おはようございます。 今週も一週間、お疲れ様でした。

さて、今日は、嘱託員への特別選考と不当労働行為に関する命令を見てみましょう。

福岡市事件(中労委平成25年6月19日・労判1073号94頁)

【事案の概要】

Xらは、福岡市の運営する福岡市男女共同参画推進センター・アミカスに勤務していた。

福岡市と組合は、任用期間1年の嘱託員の更新回数制限に関して、「更新回数満了に伴う新たな任用は、まずは、アミカスにおいて現に勤務する任期満了者を対象に特別選考を実施し、特別選考により必要な人員が確保できない場合は、公募による一般選考を実施する」旨の確認書を取り交わした。

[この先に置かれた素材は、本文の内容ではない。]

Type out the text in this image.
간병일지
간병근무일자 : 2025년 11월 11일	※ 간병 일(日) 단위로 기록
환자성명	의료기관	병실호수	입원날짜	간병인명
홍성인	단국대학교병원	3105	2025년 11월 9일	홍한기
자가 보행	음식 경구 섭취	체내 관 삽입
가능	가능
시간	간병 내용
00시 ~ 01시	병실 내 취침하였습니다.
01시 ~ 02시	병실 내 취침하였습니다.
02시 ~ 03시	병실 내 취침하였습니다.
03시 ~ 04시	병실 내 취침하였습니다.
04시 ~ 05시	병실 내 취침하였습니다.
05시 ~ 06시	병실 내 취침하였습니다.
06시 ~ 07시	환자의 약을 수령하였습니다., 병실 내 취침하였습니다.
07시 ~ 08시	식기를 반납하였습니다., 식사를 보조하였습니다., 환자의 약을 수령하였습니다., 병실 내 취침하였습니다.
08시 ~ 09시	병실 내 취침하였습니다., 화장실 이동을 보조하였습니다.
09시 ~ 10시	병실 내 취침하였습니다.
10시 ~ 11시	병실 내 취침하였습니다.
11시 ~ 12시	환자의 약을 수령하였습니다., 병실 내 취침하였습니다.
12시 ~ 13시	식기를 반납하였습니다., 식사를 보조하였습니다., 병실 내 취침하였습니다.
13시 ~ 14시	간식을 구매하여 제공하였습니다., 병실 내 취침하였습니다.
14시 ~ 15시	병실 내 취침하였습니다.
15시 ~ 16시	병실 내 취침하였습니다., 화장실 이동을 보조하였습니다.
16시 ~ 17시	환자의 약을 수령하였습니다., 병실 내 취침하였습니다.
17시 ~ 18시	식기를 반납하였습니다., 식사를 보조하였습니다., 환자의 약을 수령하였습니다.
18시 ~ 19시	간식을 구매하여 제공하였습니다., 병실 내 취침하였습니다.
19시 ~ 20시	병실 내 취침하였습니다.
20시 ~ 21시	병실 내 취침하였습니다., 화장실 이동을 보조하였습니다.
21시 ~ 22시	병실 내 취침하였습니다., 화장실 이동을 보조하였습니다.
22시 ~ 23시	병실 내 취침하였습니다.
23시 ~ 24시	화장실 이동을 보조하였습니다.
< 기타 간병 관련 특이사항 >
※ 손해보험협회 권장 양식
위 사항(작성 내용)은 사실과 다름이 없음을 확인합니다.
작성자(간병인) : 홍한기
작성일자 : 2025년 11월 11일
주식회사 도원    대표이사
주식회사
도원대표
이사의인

市は、特別選考に応募した嘱託員9名(組合員8名、非組合員1名)につき、小論文及び面接を実施し、組合書記長X1、執行委員X2、組合員X3の3名を不合格者とし、組合執行委員長X4ら6名に合格通知を発送した。

【労働委員会の判断】

X1ら3名を不合格として退職扱いとしたことは不当労働行為にあたらない

【命令のポイント】

1 ・・・評定に当たっては答案用紙の受験者氏名は伏せて実施され、合否判定にあっては評定員2名の平均値により行われており、評定員の恣意・先入観等が入らないような配慮がなされていたことが認められ、小論文試験の設問内容、評価基準及び評定方法とも不合理、不自然な点は認められない。

2 ・・・面接員は、外部の有識者及び市職員で、男女共同参画推進に関する業務従事者等でアミカスの業務について理解できる者であって、受験者との関係や面接に必要な知見について配慮がなされていたことから、アミカスの業務従事者の特別選考という面接試験の趣旨目的及び実際の上記質問内容に照らすと、不合理、不自然なものであったとはいえない。

3 特別選考について市が定めた小論文及び面接試験の実施方法、判定基準及び選考委員会による合否判定に特段不合理、不自然な点は認められない。また、これらの特別選考の実施に当たり、市が恣意的に介入したと認めるに足る証拠はない。

今回のケースで、組合側が不当労働行為意思を立証するのは難しいでしょうね。

組合との団体交渉や組合員に対する処分等については、まずは事前に顧問弁護士から労組法のルールについてレクチャーを受けることが大切です。決して素人判断で進めないようにしましょう。